The play premiered off-Broadway in November 2018, and opened on Broadway at the John Golden Theatre in October 2019.


M. Butterfly

This play by David Henry Hwang has a plot entwined with that of the opera Madama Butterfly. However, it focuses on the relationship between French diplomat Bernard Boursicot and Shi Pei Pu, a Peking opera singer. Their 20-year relationship pushed and blurred the boundaries between male and female, east and west - while redefining the nature of love and the devastating cost of deceit.
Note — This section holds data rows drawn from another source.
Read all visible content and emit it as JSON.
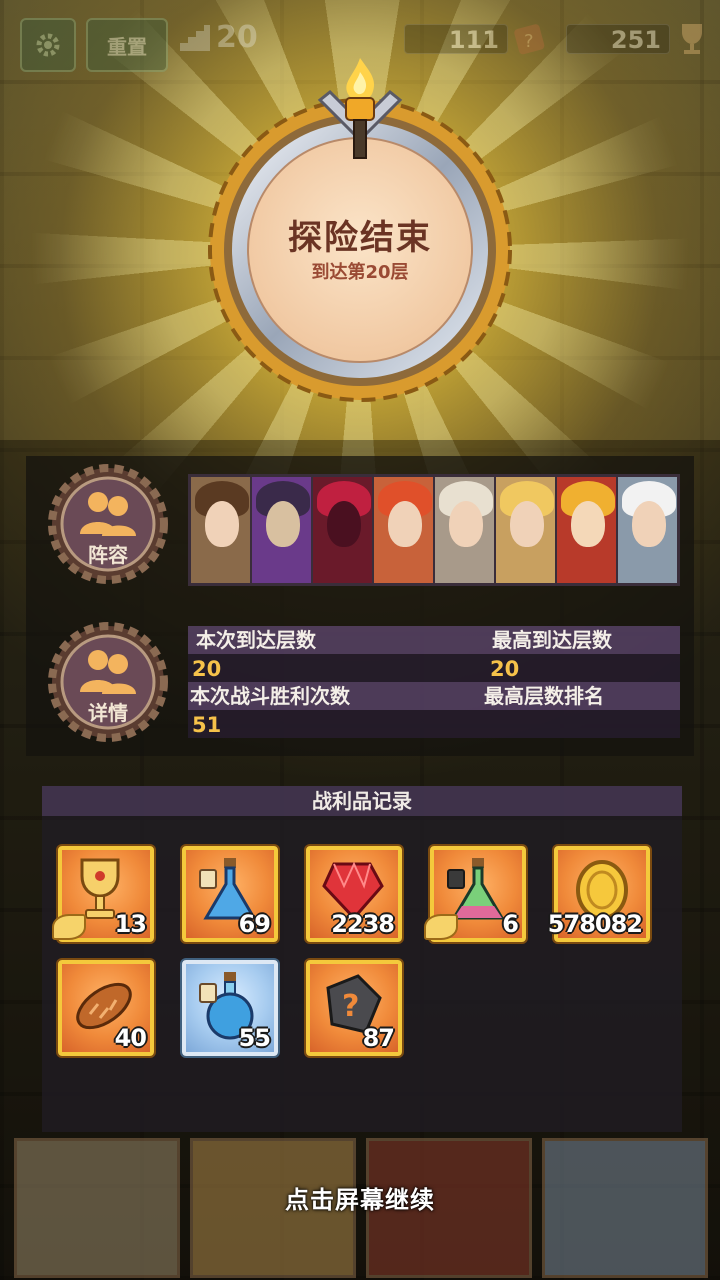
{
  "topbar": {
    "reset_label": "重置",
    "floor_value": "20",
    "stat1_value": "111",
    "stat2_value": "251"
  },
  "medal": {
    "title": "探险结束",
    "subtitle": "到达第20层"
  },
  "lineup": {
    "badge_label": "阵容",
    "heroes": [
      "hero-1",
      "hero-2",
      "hero-3",
      "hero-4",
      "hero-5",
      "hero-6",
      "hero-7",
      "hero-8"
    ]
  },
  "details": {
    "badge_label": "详情",
    "current_floor_label": "本次到达层数",
    "current_floor_value": "20",
    "max_floor_label": "最高到达层数",
    "max_floor_value": "20",
    "wins_label": "本次战斗胜利次数",
    "wins_value": "51",
    "rank_label": "最高层数排名",
    "rank_value": ""
  },
  "loot": {
    "title": "战利品记录",
    "items": [
      {
        "icon": "chalice-icon",
        "count": "13"
      },
      {
        "icon": "blue-potion-icon",
        "count": "69"
      },
      {
        "icon": "ruby-icon",
        "count": "2238"
      },
      {
        "icon": "mystery-potion-icon",
        "count": "6"
      },
      {
        "icon": "gold-coin-icon",
        "count": "578082"
      },
      {
        "icon": "bread-icon",
        "count": "40"
      },
      {
        "icon": "round-potion-icon",
        "count": "55"
      },
      {
        "icon": "mystery-stone-icon",
        "count": "87"
      }
    ]
  },
  "footer": {
    "continue_text": "点击屏幕继续"
  },
  "colors": {
    "accent_gold": "#f4c93c",
    "value_orange": "#f6c24a",
    "panel_purple": "#5a4670"
  }
}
The play opened on Broadway at the Eugene O'Neill Theatre in March 1988, and was revived in October 2017.


Indecent

This play from Paula Vogel follows a troupe of actors, the cast of Polish-Jewish playwright Sholem Asch's God of Vengeance, which was produced on Broadway in 1923, and for which the producer and cast were arrested and convicted on the grounds of obscenity.

The production premiered in May 2016 at Off-Broadway's Vineyard Theatre and opened at Broadway's Cort Theatre in 2017. The play was nominated for three Tony Awards and won Best Direction of a Play for Rebecca Taichman and Lighting Design in a Play for Christopher Akerlind.